An Admittedly Excessive Response to 3 Out of 4 People We Have Told That Our Daughter’s Name Is Cordelia:

No. We have not yet though of any short versions of it. Not Delia, or Dee, or Cor, or Lia. Her name is “Cordelia”. Just “Cordelia”. It is not Welsh or Sanskrit. It is not in some weird African language with pops and hissing noises. It is only four lousy syllables long. Is that so damn hard to say? What are we? Fucking chimpanzees?

Oh! She’s Gagging! It’s soooo cuuuute!!!!!

According to What To Expect The First Year, some babies learn to cough a lot early in life. The reason for this is that, when they cough, they get picked up and comforted. Thus, they learn to cough to get attention.

This is why I love babies, for all their dopeyness. They do have a certain ingenuity to them. They have very little to work with, but they leverage it as best they can.

Cordelia will not end up like this, though. That is because she is completely adorable when she coughs. I don’t pick her up because I’m watching her. First, she scrunches up her face, and then she sticks her little tongue way out and rounds her mouth into a little O, and she makes this cute “Keh! Keh!” noise. It makes me wish she had more phlegm in her lungs, so I could watch her expel it.
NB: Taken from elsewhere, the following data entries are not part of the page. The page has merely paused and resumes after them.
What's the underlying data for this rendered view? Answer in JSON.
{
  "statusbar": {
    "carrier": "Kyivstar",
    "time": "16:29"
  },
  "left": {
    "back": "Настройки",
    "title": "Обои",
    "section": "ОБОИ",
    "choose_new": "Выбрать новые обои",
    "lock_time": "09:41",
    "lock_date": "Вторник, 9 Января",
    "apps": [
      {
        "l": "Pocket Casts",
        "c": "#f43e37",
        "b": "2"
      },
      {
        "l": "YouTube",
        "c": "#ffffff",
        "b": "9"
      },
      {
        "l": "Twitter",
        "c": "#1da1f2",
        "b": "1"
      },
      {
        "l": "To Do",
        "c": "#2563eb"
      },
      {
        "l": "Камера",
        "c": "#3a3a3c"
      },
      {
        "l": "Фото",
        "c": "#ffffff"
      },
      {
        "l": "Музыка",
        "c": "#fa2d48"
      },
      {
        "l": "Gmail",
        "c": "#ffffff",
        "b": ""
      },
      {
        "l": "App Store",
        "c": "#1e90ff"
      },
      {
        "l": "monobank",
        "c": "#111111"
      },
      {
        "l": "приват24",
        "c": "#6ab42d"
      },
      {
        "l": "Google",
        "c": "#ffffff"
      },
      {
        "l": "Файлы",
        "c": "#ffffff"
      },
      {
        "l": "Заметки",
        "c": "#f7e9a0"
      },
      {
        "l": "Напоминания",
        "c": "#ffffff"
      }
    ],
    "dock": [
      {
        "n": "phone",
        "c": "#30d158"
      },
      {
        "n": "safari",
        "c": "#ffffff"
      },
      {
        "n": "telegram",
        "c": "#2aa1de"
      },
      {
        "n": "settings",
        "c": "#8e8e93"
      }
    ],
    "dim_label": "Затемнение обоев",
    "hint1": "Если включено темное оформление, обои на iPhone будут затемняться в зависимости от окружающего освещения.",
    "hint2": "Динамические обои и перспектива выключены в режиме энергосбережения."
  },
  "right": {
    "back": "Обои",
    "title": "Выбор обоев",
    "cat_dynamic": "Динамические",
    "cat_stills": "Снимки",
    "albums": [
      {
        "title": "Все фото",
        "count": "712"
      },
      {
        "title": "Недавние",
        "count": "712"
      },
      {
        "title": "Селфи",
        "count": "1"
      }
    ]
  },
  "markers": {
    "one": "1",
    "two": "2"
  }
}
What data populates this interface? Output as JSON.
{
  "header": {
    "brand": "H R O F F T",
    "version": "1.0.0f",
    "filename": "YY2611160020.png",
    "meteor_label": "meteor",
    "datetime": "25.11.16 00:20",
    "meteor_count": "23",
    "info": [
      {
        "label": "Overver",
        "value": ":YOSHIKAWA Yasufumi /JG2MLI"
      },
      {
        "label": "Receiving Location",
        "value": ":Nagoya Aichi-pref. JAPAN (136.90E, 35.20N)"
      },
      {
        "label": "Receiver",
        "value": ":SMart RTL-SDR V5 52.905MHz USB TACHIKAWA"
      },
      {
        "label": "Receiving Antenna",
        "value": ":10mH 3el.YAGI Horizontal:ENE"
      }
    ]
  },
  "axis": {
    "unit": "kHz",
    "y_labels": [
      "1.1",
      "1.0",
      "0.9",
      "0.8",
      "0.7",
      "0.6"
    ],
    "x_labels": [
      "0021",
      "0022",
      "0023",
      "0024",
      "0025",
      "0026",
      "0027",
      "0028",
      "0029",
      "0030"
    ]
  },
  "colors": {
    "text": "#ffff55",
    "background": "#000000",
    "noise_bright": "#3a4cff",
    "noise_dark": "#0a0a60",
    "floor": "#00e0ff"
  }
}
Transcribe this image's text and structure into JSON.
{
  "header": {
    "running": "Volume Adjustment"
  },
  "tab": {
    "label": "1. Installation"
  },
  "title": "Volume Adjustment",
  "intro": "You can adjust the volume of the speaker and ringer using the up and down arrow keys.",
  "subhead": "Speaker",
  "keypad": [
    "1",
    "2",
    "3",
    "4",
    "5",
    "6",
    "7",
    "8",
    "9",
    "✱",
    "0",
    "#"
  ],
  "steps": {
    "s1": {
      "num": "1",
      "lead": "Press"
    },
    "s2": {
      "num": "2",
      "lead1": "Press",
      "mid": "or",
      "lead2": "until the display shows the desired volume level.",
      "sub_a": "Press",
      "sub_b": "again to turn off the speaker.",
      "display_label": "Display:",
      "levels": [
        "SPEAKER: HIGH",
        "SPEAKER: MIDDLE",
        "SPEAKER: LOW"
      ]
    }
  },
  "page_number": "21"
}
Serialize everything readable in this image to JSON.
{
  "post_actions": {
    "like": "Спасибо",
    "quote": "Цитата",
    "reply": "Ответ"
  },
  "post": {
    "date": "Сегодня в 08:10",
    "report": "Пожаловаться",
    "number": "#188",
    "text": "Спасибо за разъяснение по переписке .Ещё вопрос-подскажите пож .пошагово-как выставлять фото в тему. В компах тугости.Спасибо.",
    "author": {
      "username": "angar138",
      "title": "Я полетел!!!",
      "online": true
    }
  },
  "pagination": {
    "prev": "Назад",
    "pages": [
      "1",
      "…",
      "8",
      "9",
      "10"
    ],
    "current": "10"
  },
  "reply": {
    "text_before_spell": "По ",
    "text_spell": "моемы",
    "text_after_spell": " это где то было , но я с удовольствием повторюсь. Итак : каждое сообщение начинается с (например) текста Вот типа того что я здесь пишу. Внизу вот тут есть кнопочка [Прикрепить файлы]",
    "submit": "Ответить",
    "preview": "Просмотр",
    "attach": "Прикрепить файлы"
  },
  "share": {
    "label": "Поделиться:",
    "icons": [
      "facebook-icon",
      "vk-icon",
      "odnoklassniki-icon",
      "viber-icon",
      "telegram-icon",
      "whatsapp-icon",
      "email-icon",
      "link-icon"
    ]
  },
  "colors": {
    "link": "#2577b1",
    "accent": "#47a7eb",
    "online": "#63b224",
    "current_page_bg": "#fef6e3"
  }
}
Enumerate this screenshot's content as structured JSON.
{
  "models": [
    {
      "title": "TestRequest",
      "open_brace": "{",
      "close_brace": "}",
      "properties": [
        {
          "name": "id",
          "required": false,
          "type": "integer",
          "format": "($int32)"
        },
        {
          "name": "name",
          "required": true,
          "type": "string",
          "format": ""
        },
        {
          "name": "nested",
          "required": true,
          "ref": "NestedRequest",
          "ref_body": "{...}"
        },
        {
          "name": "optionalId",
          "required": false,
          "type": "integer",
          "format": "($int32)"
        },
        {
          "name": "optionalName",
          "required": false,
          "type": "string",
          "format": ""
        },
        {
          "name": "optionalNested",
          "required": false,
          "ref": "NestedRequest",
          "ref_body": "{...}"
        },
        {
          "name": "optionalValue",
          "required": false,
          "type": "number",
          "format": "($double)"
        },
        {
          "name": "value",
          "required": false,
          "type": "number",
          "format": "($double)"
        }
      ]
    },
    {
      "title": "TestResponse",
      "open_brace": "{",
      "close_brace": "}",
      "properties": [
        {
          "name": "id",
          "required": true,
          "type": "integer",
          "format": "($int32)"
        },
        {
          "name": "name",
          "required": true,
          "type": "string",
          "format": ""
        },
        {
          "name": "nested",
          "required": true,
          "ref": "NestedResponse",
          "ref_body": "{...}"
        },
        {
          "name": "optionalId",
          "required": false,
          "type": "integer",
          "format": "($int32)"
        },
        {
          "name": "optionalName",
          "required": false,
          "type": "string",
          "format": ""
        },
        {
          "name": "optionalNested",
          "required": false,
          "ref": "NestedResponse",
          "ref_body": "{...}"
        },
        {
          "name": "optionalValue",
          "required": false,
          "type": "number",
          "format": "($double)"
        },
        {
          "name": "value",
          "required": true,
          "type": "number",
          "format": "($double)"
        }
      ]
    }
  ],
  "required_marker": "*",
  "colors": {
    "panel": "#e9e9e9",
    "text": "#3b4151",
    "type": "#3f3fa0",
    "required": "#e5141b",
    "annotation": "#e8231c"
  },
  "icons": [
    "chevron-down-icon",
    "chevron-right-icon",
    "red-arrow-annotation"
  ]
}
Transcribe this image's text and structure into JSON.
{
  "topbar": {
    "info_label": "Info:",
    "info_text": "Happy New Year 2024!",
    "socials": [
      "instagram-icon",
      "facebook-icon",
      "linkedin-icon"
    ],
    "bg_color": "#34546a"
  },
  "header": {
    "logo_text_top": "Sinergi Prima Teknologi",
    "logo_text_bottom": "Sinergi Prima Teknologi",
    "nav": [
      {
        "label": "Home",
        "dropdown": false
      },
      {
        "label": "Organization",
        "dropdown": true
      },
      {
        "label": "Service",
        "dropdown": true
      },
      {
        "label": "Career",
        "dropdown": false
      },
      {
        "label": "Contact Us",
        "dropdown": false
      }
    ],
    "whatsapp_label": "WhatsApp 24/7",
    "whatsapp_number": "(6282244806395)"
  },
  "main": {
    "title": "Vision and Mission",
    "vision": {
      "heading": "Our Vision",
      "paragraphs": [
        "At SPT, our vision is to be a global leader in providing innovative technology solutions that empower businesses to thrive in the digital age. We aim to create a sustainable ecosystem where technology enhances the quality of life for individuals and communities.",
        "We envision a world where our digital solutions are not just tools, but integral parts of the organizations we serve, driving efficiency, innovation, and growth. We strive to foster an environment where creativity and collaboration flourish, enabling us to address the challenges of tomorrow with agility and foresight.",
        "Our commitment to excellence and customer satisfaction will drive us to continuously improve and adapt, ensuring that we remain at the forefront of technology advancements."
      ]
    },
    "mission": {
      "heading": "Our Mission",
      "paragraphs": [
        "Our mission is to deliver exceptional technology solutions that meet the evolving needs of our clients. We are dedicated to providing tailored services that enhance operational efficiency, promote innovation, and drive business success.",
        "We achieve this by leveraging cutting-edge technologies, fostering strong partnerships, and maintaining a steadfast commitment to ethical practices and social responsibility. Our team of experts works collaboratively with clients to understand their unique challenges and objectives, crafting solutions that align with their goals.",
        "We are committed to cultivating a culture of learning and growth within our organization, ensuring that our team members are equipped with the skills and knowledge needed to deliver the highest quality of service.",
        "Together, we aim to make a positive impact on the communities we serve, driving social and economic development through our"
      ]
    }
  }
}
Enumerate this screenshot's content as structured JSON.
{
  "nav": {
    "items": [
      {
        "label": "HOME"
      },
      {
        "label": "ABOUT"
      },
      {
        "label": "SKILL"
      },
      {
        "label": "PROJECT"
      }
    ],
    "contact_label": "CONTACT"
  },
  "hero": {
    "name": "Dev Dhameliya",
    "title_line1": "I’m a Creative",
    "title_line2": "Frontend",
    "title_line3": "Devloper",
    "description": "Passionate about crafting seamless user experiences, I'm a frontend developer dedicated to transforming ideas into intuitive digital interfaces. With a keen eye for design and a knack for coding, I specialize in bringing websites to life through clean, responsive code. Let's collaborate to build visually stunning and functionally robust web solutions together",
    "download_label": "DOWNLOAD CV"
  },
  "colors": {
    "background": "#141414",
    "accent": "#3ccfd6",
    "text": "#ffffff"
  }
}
It’s great.

Other Milestones

The other night, I wiped the very, very first booger off of her nose. I should have saved it in the photo album, but we horrify our relatives with the pictures in there as it is.

Now My Corpse Is Really Worth Something

Finally, my life insurance has happened. My death is now worth two hundred and fifty thousand dollars to my loved ones. The agent patiently explained, in so many words, that such a piddly amount would be seen as my survivors as proof that I didn’t love them very much. So, to any survivors who are angry at me for this reason, I send you this message from beyond the grave: bite my ass.

I had a small brain tumor removed when I was 19. Since then, I have had no problems in this area. No symptoms, or handicaps, or other growths. Yet, despite the 13 years between that event and now, it was trouble finding someone who would give me a policy, and I have to pay a considerable extra amount.

There is nothing that gives you an unnerving awareness of your temporary status on this globe like having insurance salesmen (truly, not a shy breed) look at you and go “Oh, I don’t know. I just don’t know.”